Training a classifier with other types of label data

As mentioned in the original publication, PaPrBaG is not restricted for classification of pathogens only.

It is rather a general workflow for the classification of labeled genomes, potential further applications range from bacterial host and habitat prediction, taxonomic classification to human and microbial read separation

Basically the same workflows as described here can be applied and also the features need not be re-calculated.
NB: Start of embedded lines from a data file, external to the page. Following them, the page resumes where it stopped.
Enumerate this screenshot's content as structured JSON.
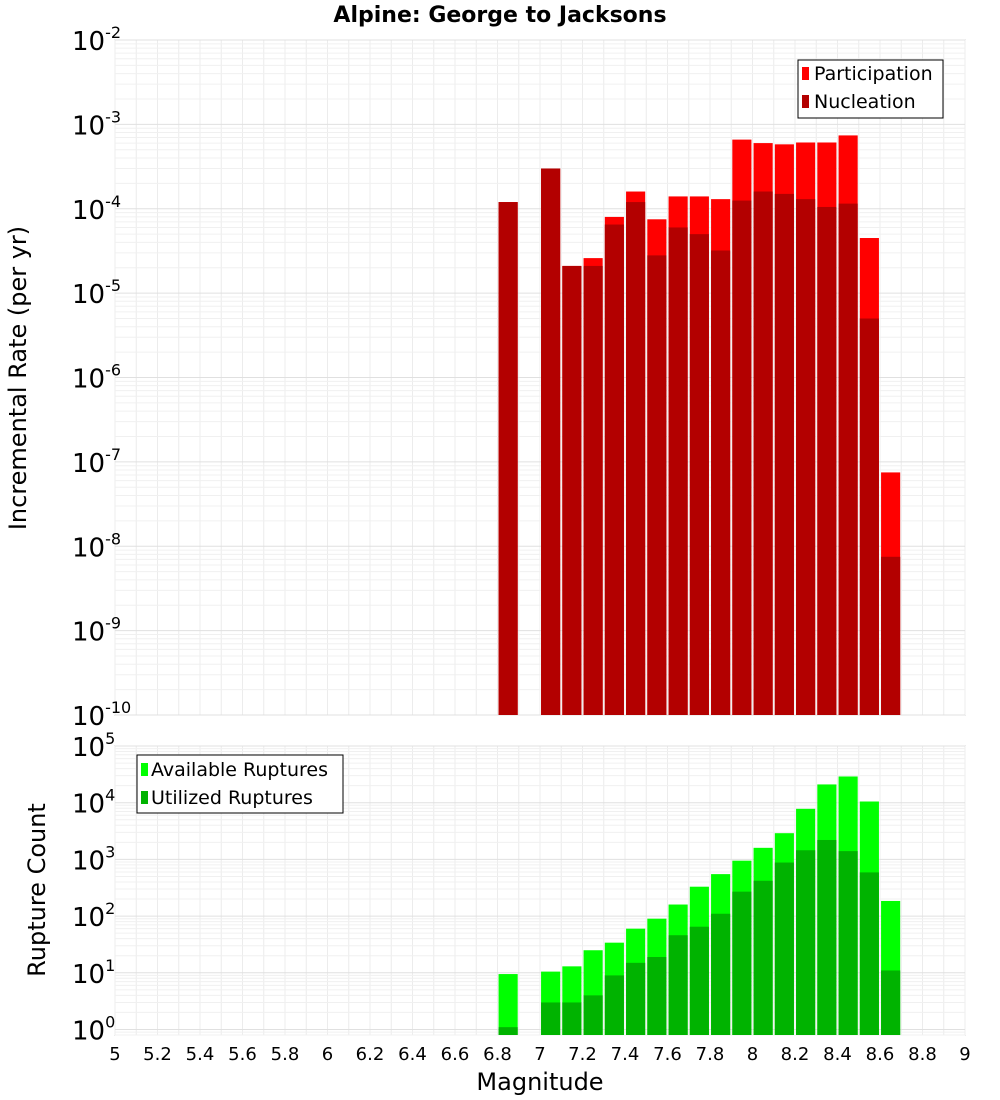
{
  "chart_data": [
    {
      "type": "bar",
      "title": "Alpine: George to Jacksons",
      "ylabel": "Incremental Rate (per yr)",
      "xlabel": "",
      "xlim": [
        5,
        9
      ],
      "ylim": [
        1e-10,
        0.01
      ],
      "yscale": "log",
      "grid": true,
      "legend_position": "top-right",
      "bar_width": 0.09,
      "x": [
        6.85,
        6.95,
        7.05,
        7.15,
        7.25,
        7.35,
        7.45,
        7.55,
        7.65,
        7.75,
        7.85,
        7.95,
        8.05,
        8.15,
        8.25,
        8.35,
        8.45,
        8.55,
        8.65
      ],
      "series": [
        {
          "name": "Participation",
          "color": "#ff0000",
          "values": [
            0.00012,
            null,
            0.0003,
            2.1e-05,
            2.6e-05,
            8e-05,
            0.00016,
            7.5e-05,
            0.00014,
            0.00014,
            0.00013,
            0.00066,
            0.0006,
            0.00058,
            0.00061,
            0.00061,
            0.00074,
            4.5e-05,
            7.5e-08
          ]
        },
        {
          "name": "Nucleation",
          "color": "#b30000",
          "values": [
            0.00012,
            null,
            0.0003,
            2.1e-05,
            2.1e-05,
            6.5e-05,
            0.00012,
            2.8e-05,
            6e-05,
            5e-05,
            3.2e-05,
            0.000125,
            0.00016,
            0.00015,
            0.00013,
            0.000105,
            0.000115,
            5e-06,
            7.5e-09
          ]
        }
      ]
    },
    {
      "type": "bar",
      "title": "",
      "ylabel": "Rupture Count",
      "xlabel": "Magnitude",
      "xlim": [
        5,
        9
      ],
      "ylim": [
        0.8,
        100000.0
      ],
      "yscale": "log",
      "grid": true,
      "legend_position": "top-left",
      "bar_width": 0.09,
      "x": [
        6.85,
        6.95,
        7.05,
        7.15,
        7.25,
        7.35,
        7.45,
        7.55,
        7.65,
        7.75,
        7.85,
        7.95,
        8.05,
        8.15,
        8.25,
        8.35,
        8.45,
        8.55,
        8.65
      ],
      "x_ticks": [
        "5",
        "5.2",
        "5.4",
        "5.6",
        "5.8",
        "6",
        "6.2",
        "6.4",
        "6.6",
        "6.8",
        "7",
        "7.2",
        "7.4",
        "7.6",
        "7.8",
        "8",
        "8.2",
        "8.4",
        "8.6",
        "8.8",
        "9"
      ],
      "series": [
        {
          "name": "Available Ruptures",
          "color": "#00ff00",
          "values": [
            9.5,
            null,
            10.5,
            13,
            25,
            34,
            60,
            90,
            160,
            330,
            550,
            950,
            1600,
            2900,
            7800,
            21000,
            29000,
            10500,
            185
          ]
        },
        {
          "name": "Utilized Ruptures",
          "color": "#00b300",
          "values": [
            1.1,
            null,
            3,
            3,
            4,
            9,
            15,
            19,
            46,
            65,
            110,
            270,
            420,
            880,
            1450,
            2200,
            1400,
            590,
            11
          ]
        }
      ]
    }
  ]
}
It suffices to

  • either provide a new path to a label file Path2NewLabelFile with labels for every data row in Path2FeatureFile
Run.Training (Path2FeatureFile = Path2FeatureFile, Path2LabelFile = Path2NewLabelFile, savePath = NewsavePath)
  • or manipulate the column "Labels" in the data.frame "Path2FeatureFile". E.g.
trainingData$Labels <- as.factor(c(rep("NewLabel_A",floor(nrow(trainingData)/2)),rep("NewLabel_B",ceiling(floor(nrow(trainingData)/2)) )) )
saveRDS(trainingData, NewPath2FeatureFile) # save 
Run.Training (Path2FeatureFile = NewPath2FeatureFile, savePath = NewsavePath)

In case that read labels are not yet available, a new training set based on the new labels can be obtained via the command

Create.TrainingDataSet (Path2Files = "Features", pattern="Features",OSlabels = NewLabels, savePath = "TrainingData")
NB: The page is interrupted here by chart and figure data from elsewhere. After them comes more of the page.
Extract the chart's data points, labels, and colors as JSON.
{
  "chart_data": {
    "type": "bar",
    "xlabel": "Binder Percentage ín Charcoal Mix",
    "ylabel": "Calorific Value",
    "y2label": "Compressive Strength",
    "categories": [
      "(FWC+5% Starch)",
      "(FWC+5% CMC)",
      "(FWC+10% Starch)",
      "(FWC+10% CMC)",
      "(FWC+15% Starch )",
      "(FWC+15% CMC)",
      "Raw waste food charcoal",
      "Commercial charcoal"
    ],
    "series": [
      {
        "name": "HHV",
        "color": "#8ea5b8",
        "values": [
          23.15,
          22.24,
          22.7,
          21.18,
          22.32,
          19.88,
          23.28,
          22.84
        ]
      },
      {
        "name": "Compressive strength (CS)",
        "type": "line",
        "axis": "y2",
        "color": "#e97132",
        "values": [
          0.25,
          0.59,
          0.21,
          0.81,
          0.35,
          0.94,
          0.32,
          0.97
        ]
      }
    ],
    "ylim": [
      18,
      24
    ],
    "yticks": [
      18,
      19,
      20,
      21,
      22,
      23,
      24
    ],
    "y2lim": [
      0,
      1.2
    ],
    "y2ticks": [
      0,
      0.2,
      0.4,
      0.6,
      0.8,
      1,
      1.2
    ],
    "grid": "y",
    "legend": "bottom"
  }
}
A proper vector NewLabels containing two (or more) labels (e.g. 'TRUE' or 'FALSE') together with the name attributes pointing to the Organism identifier (Bioproject ID) is required. It outputs a file "ReadLabel_OS.rds" in the savePath which can be used for running the function Run.Training subsequently.

Predictions obtained from the newly trained classifier provide classification according to the new label.